If there's one person whose essence, whose very being, whose every fiber stands for the proposition that the Roman Catholic church is the one true religion, it is the Pope. The Church does define him as the Vicar of Christ, after all.
So you might forgive the Pope for advocating the notion that his religion is superior. But somehow that notion deeply offends Boston Globe columnist - and former Roman Catholic priest - James Carroll. In his column of today, Pope Benedict's hierarchy of truth, faith, Carroll takes the Pope to task for asserting the superiority of his faith. Referencing the Pope's recent address that has caused a stir, Carroll writes:
"The pope's lecture reveals a deeper and insulting problem. Benedict properly affirms the rationality of faith, and the corollary that faith should be spread by reasoned argument and not by violent coercion. But he does so as a way of positing Christian superiority to other faiths."

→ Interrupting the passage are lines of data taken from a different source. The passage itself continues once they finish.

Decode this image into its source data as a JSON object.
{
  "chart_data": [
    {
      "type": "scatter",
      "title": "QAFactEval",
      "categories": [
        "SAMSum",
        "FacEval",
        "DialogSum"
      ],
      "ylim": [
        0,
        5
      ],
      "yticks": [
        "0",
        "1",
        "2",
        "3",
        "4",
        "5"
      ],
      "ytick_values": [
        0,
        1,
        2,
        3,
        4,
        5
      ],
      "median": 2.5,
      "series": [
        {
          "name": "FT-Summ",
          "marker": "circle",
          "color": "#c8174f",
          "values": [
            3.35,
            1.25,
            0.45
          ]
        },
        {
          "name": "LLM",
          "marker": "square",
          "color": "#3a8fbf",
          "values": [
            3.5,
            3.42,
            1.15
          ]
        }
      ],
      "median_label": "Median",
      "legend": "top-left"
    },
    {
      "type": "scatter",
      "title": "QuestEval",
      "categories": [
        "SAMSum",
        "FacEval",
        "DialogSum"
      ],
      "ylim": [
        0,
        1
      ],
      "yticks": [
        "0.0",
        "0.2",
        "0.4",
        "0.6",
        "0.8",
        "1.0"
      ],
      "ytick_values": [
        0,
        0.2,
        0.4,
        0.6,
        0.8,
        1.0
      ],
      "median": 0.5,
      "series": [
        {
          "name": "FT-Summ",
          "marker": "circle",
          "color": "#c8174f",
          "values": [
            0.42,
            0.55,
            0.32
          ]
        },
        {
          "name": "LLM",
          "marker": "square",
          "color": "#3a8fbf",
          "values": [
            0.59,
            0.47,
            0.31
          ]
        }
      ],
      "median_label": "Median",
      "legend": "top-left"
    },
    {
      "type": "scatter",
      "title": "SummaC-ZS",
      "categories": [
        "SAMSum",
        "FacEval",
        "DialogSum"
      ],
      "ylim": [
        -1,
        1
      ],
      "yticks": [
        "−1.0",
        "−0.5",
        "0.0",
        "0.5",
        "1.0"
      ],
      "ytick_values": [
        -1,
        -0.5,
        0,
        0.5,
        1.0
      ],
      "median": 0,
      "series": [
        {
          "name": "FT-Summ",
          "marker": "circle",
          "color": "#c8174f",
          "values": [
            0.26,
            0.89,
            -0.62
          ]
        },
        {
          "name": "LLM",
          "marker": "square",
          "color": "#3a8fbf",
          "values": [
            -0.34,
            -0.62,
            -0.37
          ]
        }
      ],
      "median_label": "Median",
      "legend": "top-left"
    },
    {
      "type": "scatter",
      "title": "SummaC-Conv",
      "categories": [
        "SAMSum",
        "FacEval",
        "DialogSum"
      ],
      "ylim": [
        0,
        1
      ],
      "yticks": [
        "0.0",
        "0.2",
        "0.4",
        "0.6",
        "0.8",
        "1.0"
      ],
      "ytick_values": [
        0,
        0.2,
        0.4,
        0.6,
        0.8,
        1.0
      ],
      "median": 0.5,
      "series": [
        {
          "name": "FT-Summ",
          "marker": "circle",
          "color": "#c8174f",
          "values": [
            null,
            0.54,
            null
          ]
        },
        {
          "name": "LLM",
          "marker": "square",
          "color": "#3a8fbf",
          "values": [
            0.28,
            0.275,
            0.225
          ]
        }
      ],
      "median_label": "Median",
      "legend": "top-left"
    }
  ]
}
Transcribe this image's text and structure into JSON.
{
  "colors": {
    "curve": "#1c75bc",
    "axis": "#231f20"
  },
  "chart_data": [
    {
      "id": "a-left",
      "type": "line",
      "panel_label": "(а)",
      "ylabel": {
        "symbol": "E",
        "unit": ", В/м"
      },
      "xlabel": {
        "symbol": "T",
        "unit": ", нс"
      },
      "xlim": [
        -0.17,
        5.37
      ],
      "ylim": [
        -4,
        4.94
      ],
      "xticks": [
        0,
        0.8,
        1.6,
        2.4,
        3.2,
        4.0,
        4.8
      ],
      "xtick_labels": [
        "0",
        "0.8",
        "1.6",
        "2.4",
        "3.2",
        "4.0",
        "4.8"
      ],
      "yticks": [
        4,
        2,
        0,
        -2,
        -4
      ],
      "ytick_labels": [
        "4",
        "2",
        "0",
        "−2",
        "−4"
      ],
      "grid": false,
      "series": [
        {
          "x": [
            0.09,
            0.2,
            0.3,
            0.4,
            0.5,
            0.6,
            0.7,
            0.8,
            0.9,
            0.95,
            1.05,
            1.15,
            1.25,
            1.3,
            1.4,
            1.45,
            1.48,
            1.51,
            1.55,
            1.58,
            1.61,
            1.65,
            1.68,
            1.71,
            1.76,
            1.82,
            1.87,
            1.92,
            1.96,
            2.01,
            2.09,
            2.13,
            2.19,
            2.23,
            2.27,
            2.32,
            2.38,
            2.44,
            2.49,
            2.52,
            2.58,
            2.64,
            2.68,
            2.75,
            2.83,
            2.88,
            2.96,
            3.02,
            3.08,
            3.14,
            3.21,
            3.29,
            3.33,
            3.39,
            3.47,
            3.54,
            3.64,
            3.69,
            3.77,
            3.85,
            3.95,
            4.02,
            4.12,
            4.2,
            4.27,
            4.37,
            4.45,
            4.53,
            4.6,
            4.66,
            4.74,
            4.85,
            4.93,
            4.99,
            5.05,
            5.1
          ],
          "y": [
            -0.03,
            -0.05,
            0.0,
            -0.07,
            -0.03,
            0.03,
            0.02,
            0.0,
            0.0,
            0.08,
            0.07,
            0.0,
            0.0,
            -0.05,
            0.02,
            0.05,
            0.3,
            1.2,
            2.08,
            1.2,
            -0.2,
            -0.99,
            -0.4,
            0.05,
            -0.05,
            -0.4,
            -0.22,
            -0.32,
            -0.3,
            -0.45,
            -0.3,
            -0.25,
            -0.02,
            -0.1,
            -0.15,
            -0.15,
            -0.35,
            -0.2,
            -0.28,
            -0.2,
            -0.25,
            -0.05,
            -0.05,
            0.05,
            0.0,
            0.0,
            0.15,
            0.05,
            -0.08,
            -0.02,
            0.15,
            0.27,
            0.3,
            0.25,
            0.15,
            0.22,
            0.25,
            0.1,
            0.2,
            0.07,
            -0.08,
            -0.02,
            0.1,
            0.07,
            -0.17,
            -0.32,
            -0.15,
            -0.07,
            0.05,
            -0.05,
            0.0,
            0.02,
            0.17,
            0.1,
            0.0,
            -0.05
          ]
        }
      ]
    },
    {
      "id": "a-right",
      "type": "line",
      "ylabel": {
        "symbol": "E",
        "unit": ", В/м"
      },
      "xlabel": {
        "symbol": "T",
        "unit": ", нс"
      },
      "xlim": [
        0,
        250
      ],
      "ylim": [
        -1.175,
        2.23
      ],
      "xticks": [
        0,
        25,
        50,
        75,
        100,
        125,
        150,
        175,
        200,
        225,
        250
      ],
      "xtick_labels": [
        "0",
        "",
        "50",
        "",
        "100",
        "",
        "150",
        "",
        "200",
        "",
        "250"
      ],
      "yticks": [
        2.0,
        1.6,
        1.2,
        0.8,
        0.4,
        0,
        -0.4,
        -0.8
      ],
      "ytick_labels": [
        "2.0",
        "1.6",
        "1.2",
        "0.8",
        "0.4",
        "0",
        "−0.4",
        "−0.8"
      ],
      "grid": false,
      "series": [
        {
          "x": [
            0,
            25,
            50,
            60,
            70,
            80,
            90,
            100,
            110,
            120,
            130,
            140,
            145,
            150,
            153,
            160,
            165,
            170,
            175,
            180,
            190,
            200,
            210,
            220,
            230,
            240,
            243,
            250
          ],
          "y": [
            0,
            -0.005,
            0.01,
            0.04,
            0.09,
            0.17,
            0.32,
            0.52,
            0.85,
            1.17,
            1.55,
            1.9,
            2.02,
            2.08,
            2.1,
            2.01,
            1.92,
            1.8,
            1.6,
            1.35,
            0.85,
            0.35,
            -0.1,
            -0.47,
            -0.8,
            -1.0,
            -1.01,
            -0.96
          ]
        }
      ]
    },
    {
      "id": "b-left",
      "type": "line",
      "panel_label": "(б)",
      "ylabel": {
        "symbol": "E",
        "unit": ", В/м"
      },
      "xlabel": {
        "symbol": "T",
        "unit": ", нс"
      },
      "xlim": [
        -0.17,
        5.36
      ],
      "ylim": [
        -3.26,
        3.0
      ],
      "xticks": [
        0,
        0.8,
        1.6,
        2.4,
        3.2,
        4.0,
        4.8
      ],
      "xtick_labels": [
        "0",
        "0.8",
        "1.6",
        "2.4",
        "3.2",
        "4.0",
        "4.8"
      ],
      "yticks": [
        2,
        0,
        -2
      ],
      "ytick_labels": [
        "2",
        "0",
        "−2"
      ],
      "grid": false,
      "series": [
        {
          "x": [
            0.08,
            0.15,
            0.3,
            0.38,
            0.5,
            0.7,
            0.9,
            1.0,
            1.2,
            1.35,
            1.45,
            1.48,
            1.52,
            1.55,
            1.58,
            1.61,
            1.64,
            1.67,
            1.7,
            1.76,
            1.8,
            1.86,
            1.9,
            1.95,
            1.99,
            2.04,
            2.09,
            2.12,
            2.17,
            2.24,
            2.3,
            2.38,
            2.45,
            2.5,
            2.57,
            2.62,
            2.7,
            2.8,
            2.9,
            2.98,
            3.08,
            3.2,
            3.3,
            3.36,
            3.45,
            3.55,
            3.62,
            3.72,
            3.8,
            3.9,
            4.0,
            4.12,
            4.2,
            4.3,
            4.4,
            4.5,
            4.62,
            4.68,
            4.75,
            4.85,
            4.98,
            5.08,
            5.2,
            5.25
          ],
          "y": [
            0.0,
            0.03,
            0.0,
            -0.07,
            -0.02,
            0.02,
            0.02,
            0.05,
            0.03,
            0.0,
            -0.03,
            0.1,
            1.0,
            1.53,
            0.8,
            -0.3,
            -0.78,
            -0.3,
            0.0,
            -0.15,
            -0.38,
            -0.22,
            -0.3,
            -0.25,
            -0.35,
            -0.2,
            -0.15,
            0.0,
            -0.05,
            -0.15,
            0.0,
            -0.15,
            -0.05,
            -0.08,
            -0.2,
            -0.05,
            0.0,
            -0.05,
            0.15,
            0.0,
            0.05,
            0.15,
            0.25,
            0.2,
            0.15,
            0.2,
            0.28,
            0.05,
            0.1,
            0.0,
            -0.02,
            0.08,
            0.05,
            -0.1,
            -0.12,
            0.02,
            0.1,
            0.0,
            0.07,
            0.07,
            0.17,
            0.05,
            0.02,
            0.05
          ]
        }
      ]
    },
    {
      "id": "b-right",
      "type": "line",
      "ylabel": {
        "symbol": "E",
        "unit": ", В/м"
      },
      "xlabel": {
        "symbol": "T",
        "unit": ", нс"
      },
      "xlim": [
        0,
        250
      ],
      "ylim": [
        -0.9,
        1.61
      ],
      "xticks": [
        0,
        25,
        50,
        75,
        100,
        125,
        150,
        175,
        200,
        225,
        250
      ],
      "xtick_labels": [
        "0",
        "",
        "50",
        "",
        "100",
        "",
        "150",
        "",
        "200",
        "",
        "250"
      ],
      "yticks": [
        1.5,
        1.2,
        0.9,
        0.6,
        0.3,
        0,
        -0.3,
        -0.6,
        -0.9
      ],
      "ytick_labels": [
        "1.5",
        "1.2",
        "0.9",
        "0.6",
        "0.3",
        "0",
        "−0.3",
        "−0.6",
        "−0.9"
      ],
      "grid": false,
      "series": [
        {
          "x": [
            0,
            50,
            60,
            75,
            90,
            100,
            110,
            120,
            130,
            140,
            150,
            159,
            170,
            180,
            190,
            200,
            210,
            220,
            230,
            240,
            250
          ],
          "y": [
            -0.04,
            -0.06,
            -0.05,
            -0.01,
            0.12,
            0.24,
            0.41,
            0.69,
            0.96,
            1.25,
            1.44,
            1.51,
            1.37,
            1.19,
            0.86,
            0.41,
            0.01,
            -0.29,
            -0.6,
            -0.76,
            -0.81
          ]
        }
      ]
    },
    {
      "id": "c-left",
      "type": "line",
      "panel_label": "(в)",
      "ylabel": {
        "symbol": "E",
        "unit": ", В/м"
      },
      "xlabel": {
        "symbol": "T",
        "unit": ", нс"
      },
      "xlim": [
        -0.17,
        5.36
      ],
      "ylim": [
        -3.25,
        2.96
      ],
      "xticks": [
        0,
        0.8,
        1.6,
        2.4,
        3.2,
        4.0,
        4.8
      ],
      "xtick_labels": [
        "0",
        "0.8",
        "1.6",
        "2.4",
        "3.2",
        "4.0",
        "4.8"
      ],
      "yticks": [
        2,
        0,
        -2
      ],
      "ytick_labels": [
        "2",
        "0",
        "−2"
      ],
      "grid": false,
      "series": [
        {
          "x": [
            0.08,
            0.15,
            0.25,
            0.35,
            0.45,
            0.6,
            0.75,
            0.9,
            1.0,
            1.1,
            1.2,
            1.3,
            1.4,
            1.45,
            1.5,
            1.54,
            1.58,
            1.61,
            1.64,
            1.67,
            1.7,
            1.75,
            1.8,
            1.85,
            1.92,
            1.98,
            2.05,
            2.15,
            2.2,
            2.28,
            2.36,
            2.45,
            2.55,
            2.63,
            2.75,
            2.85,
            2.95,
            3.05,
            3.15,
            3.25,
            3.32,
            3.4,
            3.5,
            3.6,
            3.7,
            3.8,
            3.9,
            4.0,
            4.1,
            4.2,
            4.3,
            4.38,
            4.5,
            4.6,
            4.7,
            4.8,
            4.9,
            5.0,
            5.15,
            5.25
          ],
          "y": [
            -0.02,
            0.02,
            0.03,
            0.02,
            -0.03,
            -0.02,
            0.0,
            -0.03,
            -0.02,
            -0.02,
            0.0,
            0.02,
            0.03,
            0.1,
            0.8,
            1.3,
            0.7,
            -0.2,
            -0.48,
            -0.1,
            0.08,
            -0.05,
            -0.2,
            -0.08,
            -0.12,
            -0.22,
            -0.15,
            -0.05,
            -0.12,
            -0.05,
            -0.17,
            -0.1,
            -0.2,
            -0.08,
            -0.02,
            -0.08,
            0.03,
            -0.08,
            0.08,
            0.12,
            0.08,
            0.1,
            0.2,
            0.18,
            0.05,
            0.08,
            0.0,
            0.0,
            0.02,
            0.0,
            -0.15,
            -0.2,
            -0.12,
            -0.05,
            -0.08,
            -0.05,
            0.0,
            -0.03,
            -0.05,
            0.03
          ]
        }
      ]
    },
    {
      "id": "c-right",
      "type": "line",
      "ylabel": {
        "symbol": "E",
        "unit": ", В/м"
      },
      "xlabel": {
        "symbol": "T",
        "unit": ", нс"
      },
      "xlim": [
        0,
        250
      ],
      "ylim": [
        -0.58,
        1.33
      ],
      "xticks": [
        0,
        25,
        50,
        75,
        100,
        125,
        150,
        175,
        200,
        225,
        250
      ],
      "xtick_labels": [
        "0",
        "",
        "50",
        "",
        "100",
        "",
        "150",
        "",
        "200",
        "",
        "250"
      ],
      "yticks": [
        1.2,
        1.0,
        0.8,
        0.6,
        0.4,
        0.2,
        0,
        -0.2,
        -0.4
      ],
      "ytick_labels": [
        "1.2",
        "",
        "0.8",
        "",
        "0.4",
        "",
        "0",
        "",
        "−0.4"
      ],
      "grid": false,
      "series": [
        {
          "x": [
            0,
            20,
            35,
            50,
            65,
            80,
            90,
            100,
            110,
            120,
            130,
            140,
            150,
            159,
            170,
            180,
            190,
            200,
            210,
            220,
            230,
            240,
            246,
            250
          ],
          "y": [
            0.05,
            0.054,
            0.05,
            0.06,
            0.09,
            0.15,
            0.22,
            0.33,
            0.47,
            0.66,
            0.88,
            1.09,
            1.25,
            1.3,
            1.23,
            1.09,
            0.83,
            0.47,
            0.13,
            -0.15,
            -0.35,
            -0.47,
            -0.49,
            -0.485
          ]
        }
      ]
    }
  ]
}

Well, yeah. That is the Pope's job description, after all.
And later: "Benedict is defending a hierarchy of truth. Faith is superior to reason. Christian faith is superior to other faiths (especially Islam). Roman Catholicism is superior to other Christian faiths. And the pope is supreme among Catholics. He does not mean to insult when he defends this schema, yet seems ignorant of how inevitably insulting it is. Nor does the pope understand that, today, such narcissism of power comes attached to a fuse."
Carroll reveals a profound ignorance, perhaps grounded in hostility, about religion. If religion is just a quaint cultural relic, well then, there's no point in getting worked up over the supposed superiority of one's religion, or "faith tradition" as Al Gore so delicately preferred it in the 2000 campaign. Many pathways to God, let's all hold hands, sing Kumbaya and see you at the anti-war march next week. But what if you believe that your religion is not merely superior, but the one way in which man can achieve salvation and avoid eternal damnation? You might just be a tad more assertive in proclaiming that fact.
Carrroll clearly can't contemplate someone so old-fashioned as to believe that. His failure exemplifies MSM attitudes toward religion and faith.